The error you received was because the server locked up when it was  accessing
the hard drive and the operating system FAT has an entry without a file being
on the disk.  The error would continue to be there on bootup of the server
until the OS either uses the HOT FIX or another file uses the space on the
drive intend for the file that the FAT thinks shoud be there.  Basiclly,
no matter what you answered to the quetion, no harm willl come to your
server.
 
					Good luck....
						Dave
david@cwlim.ins.cwru.edu
dwn@pyrite.som.cwru.edu

gribble@cica.cica.indiana.edu (gribble) (02/12/90)
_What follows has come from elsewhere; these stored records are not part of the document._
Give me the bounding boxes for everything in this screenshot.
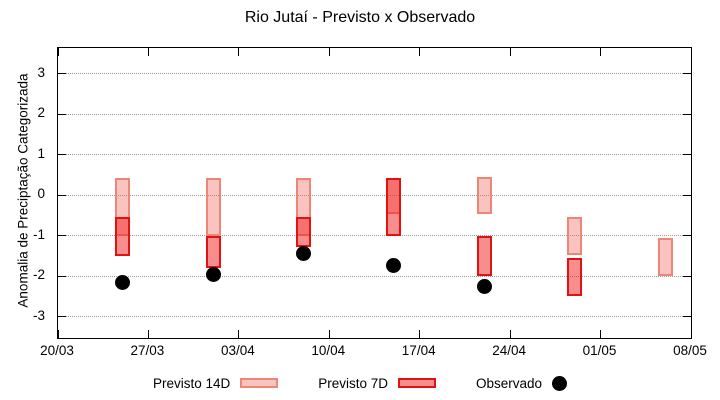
forecast-box-7d <box>205 235 221 268</box>
y-axis-tick <box>58 316 66 318</box>
y-axis-tick <box>683 113 691 115</box>
y-axis-tick <box>58 194 66 196</box>
observed-point <box>115 274 131 290</box>
y-tick-label: 0 <box>37 186 45 202</box>
y-axis-tick <box>683 194 691 196</box>
x-axis-tick <box>509 330 511 338</box>
y-axis-tick <box>58 73 66 75</box>
x-axis-tick <box>419 330 421 338</box>
x-axis-tick <box>509 48 511 56</box>
y-axis-tick <box>683 235 691 237</box>
legend-item: Previsto 14D <box>152 375 279 391</box>
y-axis-tick <box>58 154 66 156</box>
x-axis-tick <box>600 48 602 56</box>
x-axis-tick <box>328 330 330 338</box>
forecast-box-7d <box>115 216 131 256</box>
x-axis-tick <box>600 330 602 338</box>
legend-label: Previsto 14D <box>152 375 231 391</box>
legend-swatch-7d <box>398 378 437 388</box>
x-tick-label: 10/04 <box>311 343 346 358</box>
forecast-box-14d <box>205 178 221 236</box>
x-tick-label: 27/03 <box>130 343 165 358</box>
gridline <box>58 113 691 115</box>
observed-point <box>386 258 402 274</box>
x-axis-tick <box>690 330 692 338</box>
x-axis-tick <box>238 330 240 338</box>
x-axis-tick <box>238 48 240 56</box>
y-tick-label: 3 <box>37 64 45 80</box>
y-axis-tick <box>58 275 66 277</box>
gridline <box>58 73 691 75</box>
y-axis-tick <box>58 235 66 237</box>
y-tick-label: -1 <box>32 226 45 242</box>
y-axis-tick <box>683 73 691 75</box>
forecast-box-7d <box>476 236 492 277</box>
observed-point <box>295 246 311 262</box>
legend-label: Observado <box>476 375 543 391</box>
x-tick-label: 01/05 <box>582 343 617 358</box>
x-axis-tick <box>690 48 692 56</box>
forecast-box-14d <box>476 177 492 215</box>
x-axis-tick <box>57 330 59 338</box>
y-axis-tick <box>683 316 691 318</box>
legend-label: Previsto 7D <box>318 375 389 391</box>
gridline <box>58 154 691 156</box>
legend-swatch-14d <box>240 378 279 388</box>
gridline <box>58 235 691 237</box>
x-tick-label: 24/04 <box>492 343 527 358</box>
observed-point <box>205 266 221 282</box>
y-tick-label: -3 <box>32 307 45 323</box>
x-axis-tick <box>147 48 149 56</box>
x-tick-label: 20/03 <box>40 343 74 358</box>
x-tick-label: 17/04 <box>401 343 436 358</box>
x-tick-label: 03/04 <box>220 343 255 358</box>
x-axis-tick <box>147 330 149 338</box>
forecast-box-7d <box>567 257 583 297</box>
legend-dot-observado <box>552 375 568 391</box>
plot-area <box>57 47 692 339</box>
y-tick-label: -2 <box>32 267 45 283</box>
gridline <box>58 275 691 277</box>
y-tick-label: 2 <box>37 105 45 121</box>
forecast-box-7d <box>295 216 311 247</box>
legend-item: Previsto 7D <box>318 375 437 391</box>
y-axis-tick <box>683 275 691 277</box>
chart-title: Rio Jutaí - Previsto x Observado <box>244 9 476 26</box>
y-tick-label: 1 <box>37 145 45 161</box>
x-axis-tick <box>419 48 421 56</box>
x-axis-tick <box>57 48 59 56</box>
observed-point <box>476 278 492 294</box>
legend-item: Observado <box>476 375 568 391</box>
forecast-box-14d <box>567 216 583 255</box>
legend: Previsto 14D Previsto 7D Observado <box>0 368 720 398</box>
x-axis-tick <box>328 48 330 56</box>
y-axis-tick <box>683 154 691 156</box>
gridline <box>58 316 691 318</box>
gridline <box>58 194 691 196</box>
x-tick-label: 08/05 <box>673 343 707 358</box>
forecast-box-14d <box>657 237 673 277</box>
forecast-box-7d <box>386 178 402 237</box>
y-axis-tick <box>58 113 66 115</box>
I had recurring problems w/ a Model 80 server--that was eventually diagnosed
as bent pins on the connector where the memory boards plug into mother board.
It took months of hairpulling before I noticed the bent pins w/ a flashlight.
This will give the same type of errors as the previously mentioned memory errors
Actually, it was kinda of embarrassing...

-- 
************************************************************************
* Steve Gribble                  Internet: gribble@cica.cica.indiana.edu
* Lead Computer Consultant                 swg@iumail.ucs.indiana.edu
* Dept. of Sociology, Indiana University   Bitnet:   gribble@iubacs

chapman@acf4.NYU.EDU (Gary W. Chapman) (02/13/90)

I have had HUGE problems with a model 80 server (running NW386); we
replaced the motherboard, and all is well.  The bad server had '87 ROMS;
the working server motherboard has '88 ROMS.  I do not know if
it was the ROMS or whether there was some other motherboard problem.